Directed by Nicholas Stoller
Starring Seth Rogen, Zac Efron, Rose Byrne, Christopher Mintz-Plasse, Dave Franco, Ike Barinholtz
Written by Andrew J. Cohen, Brendan O’Brien

In the past year, I made a promise to myself to stop watching movies that were obviously going to be crap. Many, including my wife would say this would include any movie starring Seth Rogen. Really, though, only half of his movies would qualify as crap. He’s on a pretty bad streak though. Only one of his last 5 films 50/50, rates over 70 on Metacritic. Neighbors was one film I could not ascertain how much of a crapfest to expect. It made a butt-load of money and I had not heard anything too heinous about it. Many of the younger couples I know of seemed real excited about it. Suffice to say, there are reasons why you’ll never see a review of Sex Tape, but I decided to give Neighbors a shot.
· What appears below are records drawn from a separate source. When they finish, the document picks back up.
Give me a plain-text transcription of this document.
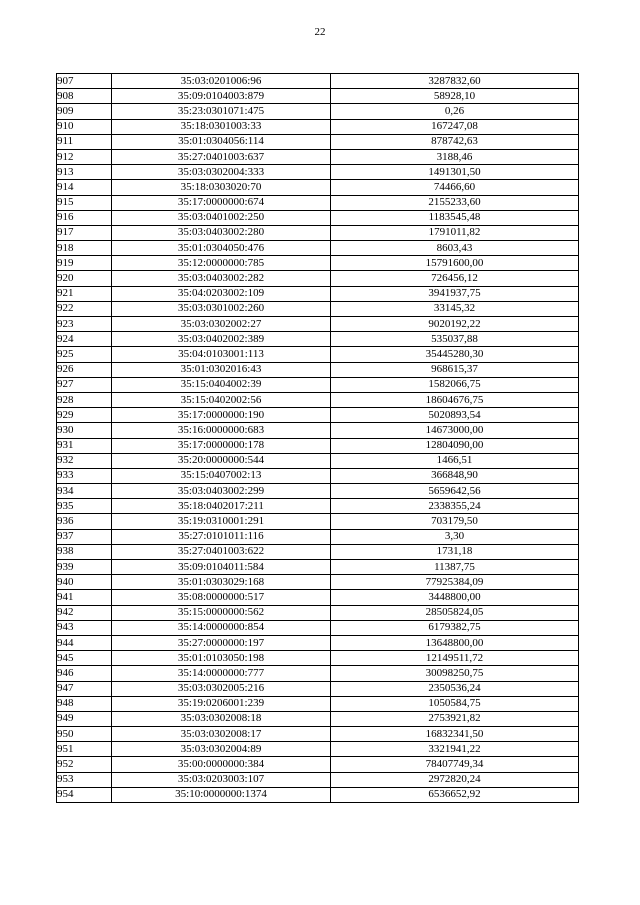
22
907	35:03:0201006:96	3287832,60
908	35:09:0104003:879	58928,10
909	35:23:0301071:475	0,26
910	35:18:0301003:33	167247,08
911	35:01:0304056:114	878742,63
912	35:27:0401003:637	3188,46
913	35:03:0302004:333	1491301,50
914	35:18:0303020:70	74466,60
915	35:17:0000000:674	2155233,60
916	35:03:0401002:250	1183545,48
917	35:03:0403002:280	1791011,82
918	35:01:0304050:476	8603,43
919	35:12:0000000:785	15791600,00
920	35:03:0403002:282	726456,12
921	35:04:0203002:109	3941937,75
922	35:03:0301002:260	33145,32
923	35:03:0302002:27	9020192,22
924	35:03:0402002:389	535037,88
925	35:04:0103001:113	35445280,30
926	35:01:0302016:43	968615,37
927	35:15:0404002:39	1582066,75
928	35:15:0402002:56	18604676,75
929	35:17:0000000:190	5020893,54
930	35:16:0000000:683	14673000,00
931	35:17:0000000:178	12804090,00
932	35:20:0000000:544	1466,51
933	35:15:0407002:13	366848,90
934	35:03:0403002:299	5659642,56
935	35:18:0402017:211	2338355,24
936	35:19:0310001:291	703179,50
937	35:27:0101011:116	3,30
938	35:27:0401003:622	1731,18
939	35:09:0104011:584	11387,75
940	35:01:0303029:168	77925384,09
941	35:08:0000000:517	3448800,00
942	35:15:0000000:562	28505824,05
943	35:14:0000000:854	6179382,75
944	35:27:0000000:197	13648800,00
945	35:01:0103050:198	12149511,72
946	35:14:0000000:777	30098250,75
947	35:03:0302005:216	2350536,24
948	35:19:0206001:239	1050584,75
949	35:03:0302008:18	2753921,82
950	35:03:0302008:17	16832341,50
951	35:03:0302004:89	3321941,22
952	35:00:0000000:384	78407749,34
953	35:03:0203003:107	2972820,24
954	35:10:0000000:1374	6536652,92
The film starts out with Mac and Kelly Radner (Rogen and Byrne) trying to have a spontaneous moment together that keeps getting interrupted by their innocent toddler. While parts of this scene is funny, the overall effect is lacking in real nuance. The next day, they notice that there are people looking at the house next door. It looks like a younger gay couple with a child roughly their own kid’s age. The Radners seem quite pleased with their prospective new neighbors. Needless to say, that is not who they see unloading the moving truck on moving day.

In a move that we can only see on film, an old fraternity, Delta PSI, is moving in next door on what is basically a quiet residential street. The Radners try to get to know their new neighbors, and they even party with them, while the baby sleeps alone in the house next door. Don’t worry, they have a monitor, even if they are high as kites. Mac and fraternity president Teddy Sanders (Efron) “cross the streams” and decide that they are going to be good neighbors. When the Radners make one more lame plea to keep the noise down, which Teddy and his vp (Franco) relegate that request to “giving it the old college try.” Meanwhile, Teddy tells Mac to come to him before he goes to the cops. I call this Teddy 1, Mac 0.
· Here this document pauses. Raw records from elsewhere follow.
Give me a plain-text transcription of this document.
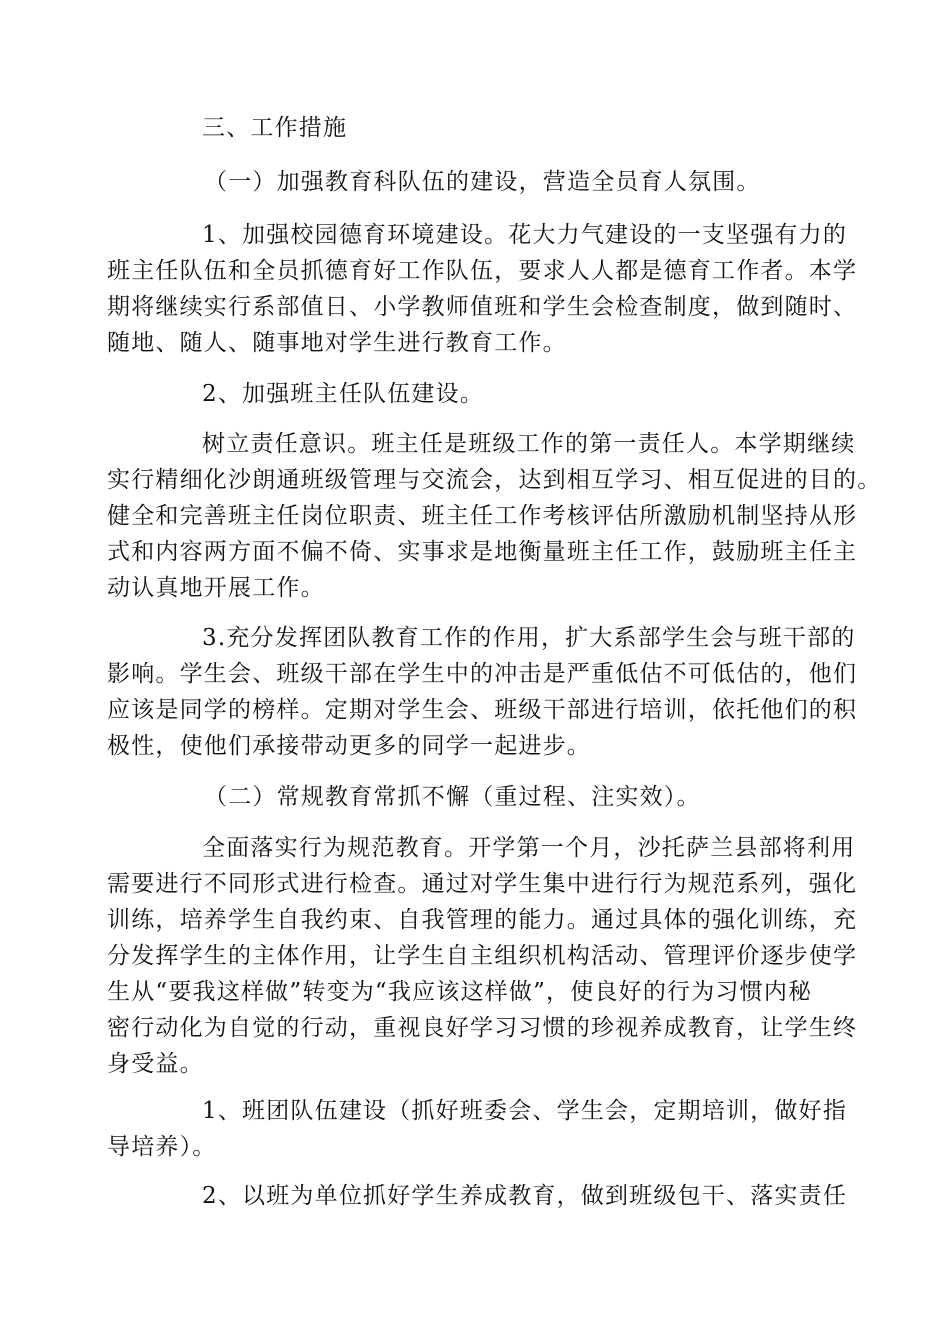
三、工作措施
（一）加强教育科队伍的建设，营造全员育人氛围。
1、加强校园德育环境建设。花大力气建设的一支坚强有力的
班主任队伍和全员抓德育好工作队伍，要求人人都是德育工作者。本学
期将继续实行系部值日、小学教师值班和学生会检查制度，做到随时、
随地、随人、随事地对学生进行教育工作。
2、加强班主任队伍建设。
树立责任意识。班主任是班级工作的第一责任人。本学期继续
实行精细化沙朗通班级管理与交流会，达到相互学习、相互促进的目的。
健全和完善班主任岗位职责、班主任工作考核评估所激励机制坚持从形
式和内容两方面不偏不倚、实事求是地衡量班主任工作，鼓励班主任主
动认真地开展工作。
3.充分发挥团队教育工作的作用，扩大系部学生会与班干部的
影响。学生会、班级干部在学生中的冲击是严重低估不可低估的，他们
应该是同学的榜样。定期对学生会、班级干部进行培训，依托他们的积
极性，使他们承接带动更多的同学一起进步。
（二）常规教育常抓不懈（重过程、注实效）。
全面落实行为规范教育。开学第一个月，沙托萨兰县部将利用
需要进行不同形式进行检查。通过对学生集中进行行为规范系列，强化
训练，培养学生自我约束、自我管理的能力。通过具体的强化训练，充
分发挥学生的主体作用，让学生自主组织机构活动、管理评价逐步使学
生从“要我这样做”转变为“我应该这样做”，使良好的行为习惯内秘
密行动化为自觉的行动，重视良好学习习惯的珍视养成教育，让学生终
身受益。
1、班团队伍建设（抓好班委会、学生会，定期培训，做好指
导培养）。
2、以班为单位抓好学生养成教育，做到班级包干、落实责任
The next night, the noise happens again, and instead of going over to the neighbor (like they did the night before) the Radners make a few calls, bitch to each other, then call the cops. At this affront, the war begins and all bets are off.
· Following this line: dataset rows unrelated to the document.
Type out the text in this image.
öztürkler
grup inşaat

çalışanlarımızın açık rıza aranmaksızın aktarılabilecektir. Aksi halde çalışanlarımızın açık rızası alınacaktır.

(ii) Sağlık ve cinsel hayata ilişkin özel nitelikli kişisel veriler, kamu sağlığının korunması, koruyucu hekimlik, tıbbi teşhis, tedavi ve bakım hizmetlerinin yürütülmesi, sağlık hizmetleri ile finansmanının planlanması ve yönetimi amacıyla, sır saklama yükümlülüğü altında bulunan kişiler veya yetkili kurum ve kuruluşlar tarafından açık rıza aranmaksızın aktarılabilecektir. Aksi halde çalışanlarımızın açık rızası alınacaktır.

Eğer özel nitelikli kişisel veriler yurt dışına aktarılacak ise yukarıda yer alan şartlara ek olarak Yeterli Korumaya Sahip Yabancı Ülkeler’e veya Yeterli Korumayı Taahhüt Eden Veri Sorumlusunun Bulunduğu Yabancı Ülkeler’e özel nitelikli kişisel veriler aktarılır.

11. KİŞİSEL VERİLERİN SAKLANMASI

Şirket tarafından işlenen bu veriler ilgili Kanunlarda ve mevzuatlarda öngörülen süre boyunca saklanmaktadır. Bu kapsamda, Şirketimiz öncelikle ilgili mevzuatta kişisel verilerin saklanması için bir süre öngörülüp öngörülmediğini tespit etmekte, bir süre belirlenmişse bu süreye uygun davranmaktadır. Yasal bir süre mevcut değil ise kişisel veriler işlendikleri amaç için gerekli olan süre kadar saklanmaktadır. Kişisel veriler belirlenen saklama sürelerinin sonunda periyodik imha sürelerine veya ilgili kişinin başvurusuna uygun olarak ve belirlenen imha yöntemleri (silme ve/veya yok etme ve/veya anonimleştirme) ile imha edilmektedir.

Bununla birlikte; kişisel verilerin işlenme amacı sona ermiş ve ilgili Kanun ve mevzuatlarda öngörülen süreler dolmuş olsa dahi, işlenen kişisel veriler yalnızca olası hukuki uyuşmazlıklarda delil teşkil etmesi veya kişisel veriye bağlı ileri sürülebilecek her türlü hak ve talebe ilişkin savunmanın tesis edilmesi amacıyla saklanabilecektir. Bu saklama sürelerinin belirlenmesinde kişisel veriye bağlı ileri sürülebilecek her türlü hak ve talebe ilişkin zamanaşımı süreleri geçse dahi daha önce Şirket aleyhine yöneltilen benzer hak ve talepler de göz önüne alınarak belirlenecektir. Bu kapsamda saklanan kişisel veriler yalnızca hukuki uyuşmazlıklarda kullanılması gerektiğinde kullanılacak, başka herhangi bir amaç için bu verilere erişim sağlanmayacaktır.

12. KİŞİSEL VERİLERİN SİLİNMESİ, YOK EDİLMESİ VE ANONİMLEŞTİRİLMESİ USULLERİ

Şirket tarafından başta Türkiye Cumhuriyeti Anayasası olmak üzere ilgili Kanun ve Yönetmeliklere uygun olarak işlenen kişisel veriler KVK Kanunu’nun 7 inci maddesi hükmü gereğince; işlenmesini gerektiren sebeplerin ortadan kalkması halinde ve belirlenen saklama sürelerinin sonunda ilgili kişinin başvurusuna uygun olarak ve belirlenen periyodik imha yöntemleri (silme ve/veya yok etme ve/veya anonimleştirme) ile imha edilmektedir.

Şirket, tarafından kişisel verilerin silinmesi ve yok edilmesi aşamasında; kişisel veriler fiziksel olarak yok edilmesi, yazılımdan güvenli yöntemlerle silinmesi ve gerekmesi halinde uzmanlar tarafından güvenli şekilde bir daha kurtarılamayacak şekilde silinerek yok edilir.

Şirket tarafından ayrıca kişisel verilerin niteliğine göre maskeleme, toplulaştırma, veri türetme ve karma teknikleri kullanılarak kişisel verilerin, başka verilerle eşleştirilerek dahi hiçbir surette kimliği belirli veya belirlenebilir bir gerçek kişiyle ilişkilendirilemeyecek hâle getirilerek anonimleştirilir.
One has to have a complete willingness to suspend disbelief when viewing the back and forth which follows. Some of the gags are funny, some are illegal and some defy the laws of physics.There seems to be no real animosity between the parties which is confirmed in the ending.

My wife did not last beyond the Radner’s getting doing drugs and alcohol with the neighbors. I figured I had to push through. The result is not exactly rewarding, but more an observation that this movie, like many comedies is a series of gags only loosely held together just as a means to show you some cute co-eds, some gross humor, a few name actors and more gross stuff passing off as humor. That it could have been worse is not exactly a selling point.

Franco is actually pretty good, and I remain a fan of Barinholtz, even if he’s done better work than here. There is no real evidence of chemistry between Byrne and Rogen, but oh well. It’s not like they’re detestable. I am not sure what this movie does for Efron.

Adam Sandler helped lower the bar for comedy when it did not seem it could get any lower. Rogen rode in on the Judd Apatow wave, and he’s over the Sandler bar, but riding well below his mentor. He know’s as much as P.T. Barnum, it would seem.  Even so, nothing he’s created past Superbad will be remembered in 20 years.